Conforme iba creciendo, la idea de corretear con los amigos se hacía menos atractiva. Cuando llegó a los 12 años y entró al colegio, lo primordial era alcanzar ese nivel de popularidad al que muchos otros también aspiraban.

«Le entra a uno esas ganas de querer sobresalir y no le importa nada más», expresó.

Pero no fue hasta los 15 años que, con un cigarrillo en mano, logró llamar la atención de todos. En ese momento, estaba en noveno año y ya los estudios no eran una prioridad para él.

«Era el chico malo que fumaba. Las chiquillas comenzaron a hablarme. Eso sin darme cuenta de que las drogas son cinco minutos de gloria y muchos años de infierno», recordó.

Cuando ya se fumaba cajas de cigarros al día, la ansiedad por probar cosas nuevas y la influencia de sus «nuevos amigos» lo llevaron a probar la marihuana. Después, vino la cocaína.

El costo por consumir drogas era alto, a pesar de que se las compraba a su hermano, afirmó. Como mínimo, debía gastar ¢1.000 al día por una pajilla de cocaína, y el dinero que tenía se esfumó.

«La desesperación que me entró fue demasiada. Más con la cocaína. Tenía que buscar la manera de tener plata y ahí cogí el peor camino».

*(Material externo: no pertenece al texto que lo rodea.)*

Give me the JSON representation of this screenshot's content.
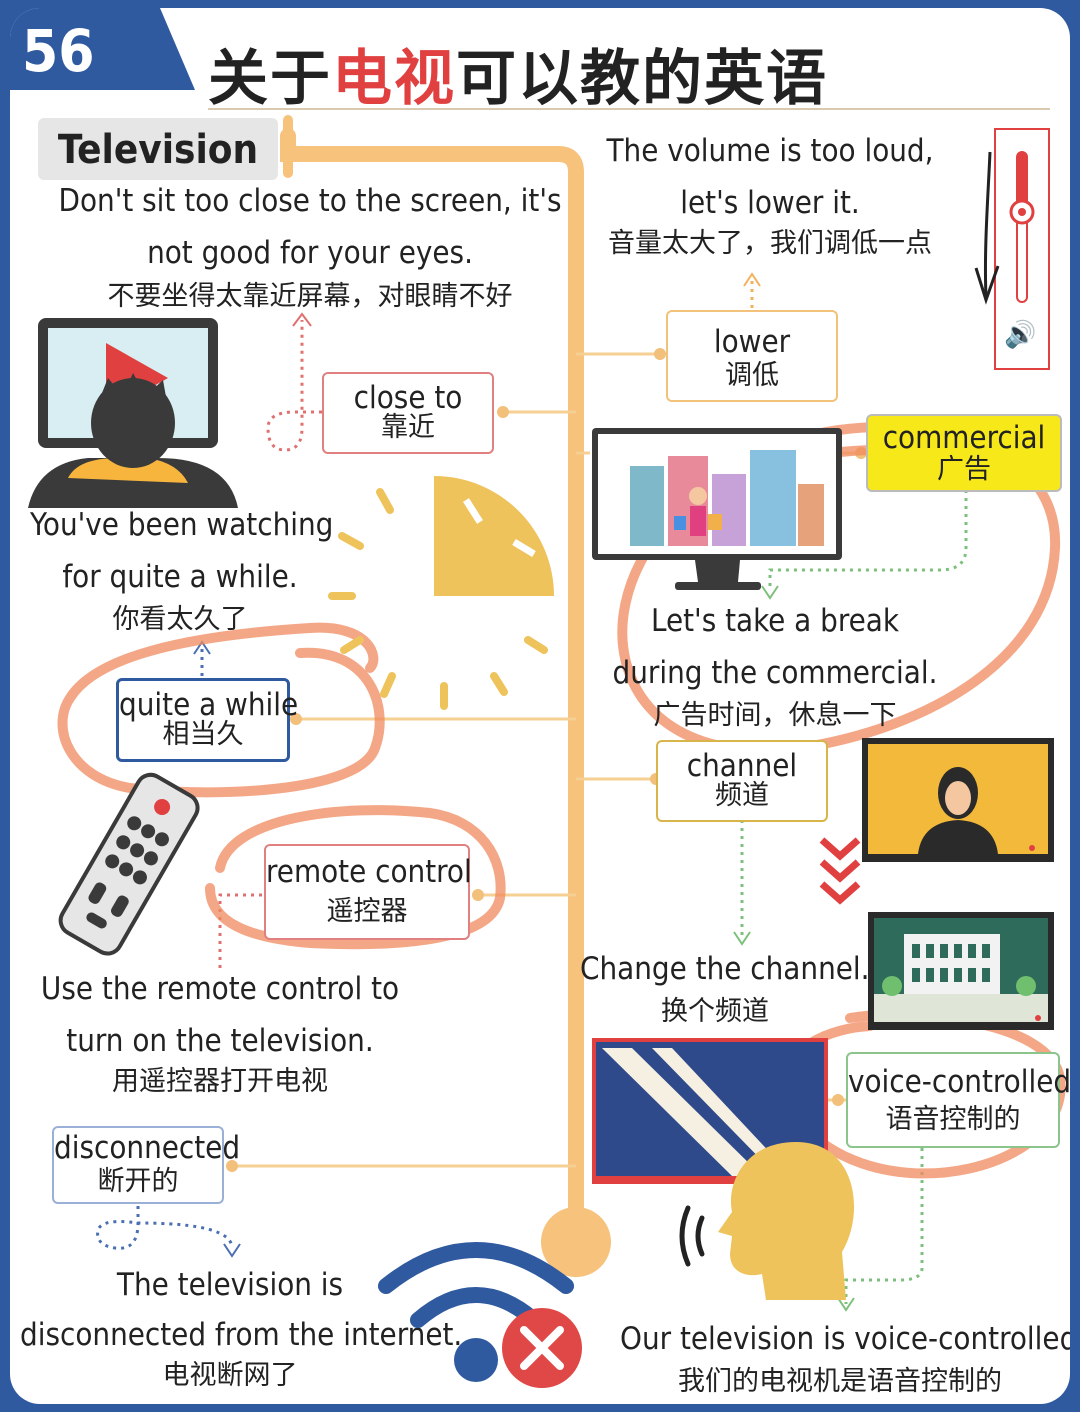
{
  "header": {
    "number": "56",
    "title_part1": "关于",
    "title_part2": "电视",
    "title_part3": "可以教的英语"
  },
  "topic_label": "Television",
  "sentences": {
    "close": {
      "en1": "Don't sit too close to the screen, it's",
      "en2": "not good for your eyes.",
      "zh": "不要坐得太靠近屏幕，对眼睛不好"
    },
    "volume": {
      "en1": "The volume is too loud,",
      "en2": "let's lower it.",
      "zh": "音量太大了，我们调低一点"
    },
    "while": {
      "en1": "You've been watching",
      "en2": "for quite a while.",
      "zh": "你看太久了"
    },
    "commercial": {
      "en1": "Let's take a break",
      "en2": "during the commercial.",
      "zh": "广告时间，休息一下"
    },
    "remote": {
      "en1": "Use the remote control to",
      "en2": "turn on the television.",
      "zh": "用遥控器打开电视"
    },
    "channel": {
      "en1": "Change the channel.",
      "zh": "换个频道"
    },
    "disconnected": {
      "en1": "The television is",
      "en2": "disconnected from the internet.",
      "zh": "电视断网了"
    },
    "voice": {
      "en1": "Our television is voice-controlled.",
      "zh": "我们的电视机是语音控制的"
    }
  },
  "vocab": {
    "close_to": {
      "en": "close to",
      "zh": "靠近"
    },
    "lower": {
      "en": "lower",
      "zh": "调低"
    },
    "commercial": {
      "en": "commercial",
      "zh": "广告"
    },
    "quite_a_while": {
      "en": "quite a while",
      "zh": "相当久"
    },
    "channel": {
      "en": "channel",
      "zh": "频道"
    },
    "remote_control": {
      "en": "remote control",
      "zh": "遥控器"
    },
    "voice_controlled": {
      "en": "voice-controlled",
      "zh": "语音控制的"
    },
    "disconnected": {
      "en": "disconnected",
      "zh": "断开的"
    }
  },
  "colors": {
    "frame_blue": "#2f5aa0",
    "trunk_orange": "#f6c27c",
    "accent_red": "#e04040",
    "highlight_yellow": "#f7e81a",
    "annotation_orange": "#f08a5d",
    "clock_yellow": "#eec35c"
  },
  "icons": [
    "television-icon",
    "viewer-icon",
    "clock-icon",
    "remote-icon",
    "volume-slider-icon",
    "speaker-icon",
    "wifi-off-icon",
    "speaking-head-icon",
    "news-anchor-tv-icon",
    "colosseum-tv-icon",
    "static-tv-icon",
    "triple-chevron-down-icon"
  ]
}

«Deme todo». La billetera estaba vacía y su cuerpo ansioso. Los amigos que lo indujeron a probar las drogas, le seguían ofreciendo un «mundo mejor».

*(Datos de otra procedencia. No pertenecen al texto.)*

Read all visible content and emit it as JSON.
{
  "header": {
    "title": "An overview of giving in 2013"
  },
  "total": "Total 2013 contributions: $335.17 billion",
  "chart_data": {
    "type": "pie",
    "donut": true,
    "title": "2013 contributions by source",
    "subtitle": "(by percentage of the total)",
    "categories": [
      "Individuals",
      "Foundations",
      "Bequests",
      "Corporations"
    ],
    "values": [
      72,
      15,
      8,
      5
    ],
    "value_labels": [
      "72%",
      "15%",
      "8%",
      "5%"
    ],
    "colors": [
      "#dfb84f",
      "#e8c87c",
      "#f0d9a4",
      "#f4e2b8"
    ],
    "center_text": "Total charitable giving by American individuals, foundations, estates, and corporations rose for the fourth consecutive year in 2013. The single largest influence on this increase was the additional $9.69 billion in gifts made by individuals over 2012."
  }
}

«Tenemos que asaltar», fue lo que, al parecer, un compañero de colegio le propuso.

Así lo hizo. A escasos metros del centro educativo y en compañía de su amigo que cargaba una pistola, atacaba a cualquier transeúnte para robarle lo que fuera. «Yo nunca disparé; a mí no me gustan las armas; solo decía: «Dénmelo todo»», aclaró.

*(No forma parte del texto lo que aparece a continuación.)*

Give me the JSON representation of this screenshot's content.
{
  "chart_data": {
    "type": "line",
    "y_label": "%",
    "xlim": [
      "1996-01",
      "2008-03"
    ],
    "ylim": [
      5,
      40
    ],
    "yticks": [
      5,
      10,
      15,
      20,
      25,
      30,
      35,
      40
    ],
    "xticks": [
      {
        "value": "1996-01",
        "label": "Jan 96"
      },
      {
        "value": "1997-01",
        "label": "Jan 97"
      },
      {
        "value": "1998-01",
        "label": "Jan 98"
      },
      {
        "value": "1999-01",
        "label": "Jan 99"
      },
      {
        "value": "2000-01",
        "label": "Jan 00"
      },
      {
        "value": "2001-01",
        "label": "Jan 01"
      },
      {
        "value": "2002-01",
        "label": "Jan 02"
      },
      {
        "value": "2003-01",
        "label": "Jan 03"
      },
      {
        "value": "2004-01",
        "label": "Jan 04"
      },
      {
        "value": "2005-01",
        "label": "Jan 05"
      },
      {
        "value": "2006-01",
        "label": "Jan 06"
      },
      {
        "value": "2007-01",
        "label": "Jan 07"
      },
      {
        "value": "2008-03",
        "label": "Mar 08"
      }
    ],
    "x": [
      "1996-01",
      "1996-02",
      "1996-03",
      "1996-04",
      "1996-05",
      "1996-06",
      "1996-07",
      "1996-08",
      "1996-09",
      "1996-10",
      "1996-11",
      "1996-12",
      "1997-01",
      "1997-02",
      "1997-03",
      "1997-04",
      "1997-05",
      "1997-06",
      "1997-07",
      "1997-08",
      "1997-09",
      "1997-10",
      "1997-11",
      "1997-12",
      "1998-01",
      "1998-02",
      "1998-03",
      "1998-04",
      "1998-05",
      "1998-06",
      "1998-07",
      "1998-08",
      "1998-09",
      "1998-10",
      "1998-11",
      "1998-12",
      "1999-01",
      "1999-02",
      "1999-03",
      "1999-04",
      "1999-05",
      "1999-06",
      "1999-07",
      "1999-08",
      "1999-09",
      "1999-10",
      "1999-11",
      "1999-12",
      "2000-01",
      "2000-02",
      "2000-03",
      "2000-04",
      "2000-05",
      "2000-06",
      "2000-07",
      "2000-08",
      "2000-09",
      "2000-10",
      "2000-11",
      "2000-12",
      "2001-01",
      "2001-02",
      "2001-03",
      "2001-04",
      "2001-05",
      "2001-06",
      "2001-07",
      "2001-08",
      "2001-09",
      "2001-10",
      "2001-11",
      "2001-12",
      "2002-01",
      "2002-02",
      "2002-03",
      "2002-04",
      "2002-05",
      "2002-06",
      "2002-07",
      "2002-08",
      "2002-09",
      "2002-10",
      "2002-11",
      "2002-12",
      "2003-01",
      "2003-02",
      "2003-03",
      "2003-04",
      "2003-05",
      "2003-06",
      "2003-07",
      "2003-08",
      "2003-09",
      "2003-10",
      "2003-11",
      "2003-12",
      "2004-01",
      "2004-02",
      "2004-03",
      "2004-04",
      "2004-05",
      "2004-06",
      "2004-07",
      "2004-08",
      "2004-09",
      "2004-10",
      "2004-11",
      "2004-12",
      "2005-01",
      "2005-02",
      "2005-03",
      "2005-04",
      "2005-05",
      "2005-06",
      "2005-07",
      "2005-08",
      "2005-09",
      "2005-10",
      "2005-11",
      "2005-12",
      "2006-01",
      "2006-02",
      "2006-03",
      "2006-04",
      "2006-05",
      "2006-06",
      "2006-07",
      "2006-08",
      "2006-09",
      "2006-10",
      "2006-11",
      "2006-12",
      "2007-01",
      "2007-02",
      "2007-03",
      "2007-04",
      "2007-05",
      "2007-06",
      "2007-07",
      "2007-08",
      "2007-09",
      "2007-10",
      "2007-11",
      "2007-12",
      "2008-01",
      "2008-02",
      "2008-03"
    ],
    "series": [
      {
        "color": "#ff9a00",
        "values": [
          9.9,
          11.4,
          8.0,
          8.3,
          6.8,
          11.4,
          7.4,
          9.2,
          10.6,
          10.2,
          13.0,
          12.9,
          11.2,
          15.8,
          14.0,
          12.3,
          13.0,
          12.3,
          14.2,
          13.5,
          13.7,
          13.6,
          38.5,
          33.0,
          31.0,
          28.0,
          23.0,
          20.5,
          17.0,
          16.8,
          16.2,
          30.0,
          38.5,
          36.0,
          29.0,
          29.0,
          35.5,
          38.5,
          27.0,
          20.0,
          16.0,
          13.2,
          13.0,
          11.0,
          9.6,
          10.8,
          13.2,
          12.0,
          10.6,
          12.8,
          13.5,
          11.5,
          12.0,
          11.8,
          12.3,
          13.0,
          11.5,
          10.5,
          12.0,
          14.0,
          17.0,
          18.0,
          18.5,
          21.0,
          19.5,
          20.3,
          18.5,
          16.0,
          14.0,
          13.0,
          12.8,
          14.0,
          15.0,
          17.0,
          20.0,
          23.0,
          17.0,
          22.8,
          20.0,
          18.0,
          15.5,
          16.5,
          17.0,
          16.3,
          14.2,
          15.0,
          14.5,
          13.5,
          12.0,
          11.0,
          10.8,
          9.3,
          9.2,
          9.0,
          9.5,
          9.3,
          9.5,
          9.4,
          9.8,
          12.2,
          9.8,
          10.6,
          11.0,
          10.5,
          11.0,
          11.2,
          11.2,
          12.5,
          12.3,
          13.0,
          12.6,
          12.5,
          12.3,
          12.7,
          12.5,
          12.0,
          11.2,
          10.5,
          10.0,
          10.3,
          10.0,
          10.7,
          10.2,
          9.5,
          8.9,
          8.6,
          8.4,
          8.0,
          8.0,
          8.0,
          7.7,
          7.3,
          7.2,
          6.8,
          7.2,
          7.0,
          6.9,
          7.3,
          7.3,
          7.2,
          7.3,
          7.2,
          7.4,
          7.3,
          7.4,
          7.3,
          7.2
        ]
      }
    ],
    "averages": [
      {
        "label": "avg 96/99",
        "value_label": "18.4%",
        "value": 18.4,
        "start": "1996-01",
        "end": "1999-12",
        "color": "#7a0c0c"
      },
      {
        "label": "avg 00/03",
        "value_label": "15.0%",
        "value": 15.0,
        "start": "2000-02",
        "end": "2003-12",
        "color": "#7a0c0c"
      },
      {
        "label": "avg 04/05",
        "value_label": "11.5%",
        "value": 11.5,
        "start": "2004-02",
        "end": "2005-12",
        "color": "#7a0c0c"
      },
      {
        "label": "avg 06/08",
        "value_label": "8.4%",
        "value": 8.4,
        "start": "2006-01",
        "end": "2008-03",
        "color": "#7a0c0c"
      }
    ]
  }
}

Otras veces, asaltaban en La Carpio a quien vieran que «vestía bien». De hecho, recuerda, que un día, un muchacho caminaba por esa comunidad con una gorra que le gustó mucho.

«Yo lo vi y de una me le fui encima con otros compas . Le pedimos la gorra y no nos la quiso soltar, entonces empezamos a pegarle. Eso fue como una especie de desquite porque no nos quiso entregar nada. Y así, tengo un montón de anécdotas más», expresó.

Meses después de que empezó a consumir drogas, se salió del colegio. Pasó seis meses sin trabajar ni estudiar. «Lo único que quería era meterme cosas, verme rudo ante los demás, que me reconocieran».

Cumplió 16 años y encontró trabajo como bodeguero en una empresa en El Coyol, de Alajuela. Para poder «sobrevivir» a las jornadas laborales, se drogaba. «Y la pasaba de maravilla», agregó.

El salario lo ayudaba a aportar dinero a la casa y también a mantener el vicio, el cual mantuvo oculto de sus papás hasta el día de esta entrevista.

Hombre nuevo. Eduardo se describe como una persona que no quiere verse mal físicamente.

Esa forma de ser es la que, cree, lo ayudó a no continuar con lo que él llama el ciclo de la droga.

«Primero es el cigarrillo, luego la mota, luego la cocaína, luego la piedra. Y así se va. Siempre he visto que los piedreros andan buscando cosas hasta en la basura y eso me detuvo», explicó.

Desde hace tres años y, gracias a que se incorporó al proyecto La Eskina, Eduardo dice estar sobrio y libre. Su pasado de drogas es eso: pasado. Su presente es trabajo, estudios, unos papás orgullosos de él y una relación sentimental. Todo, en La Carpio.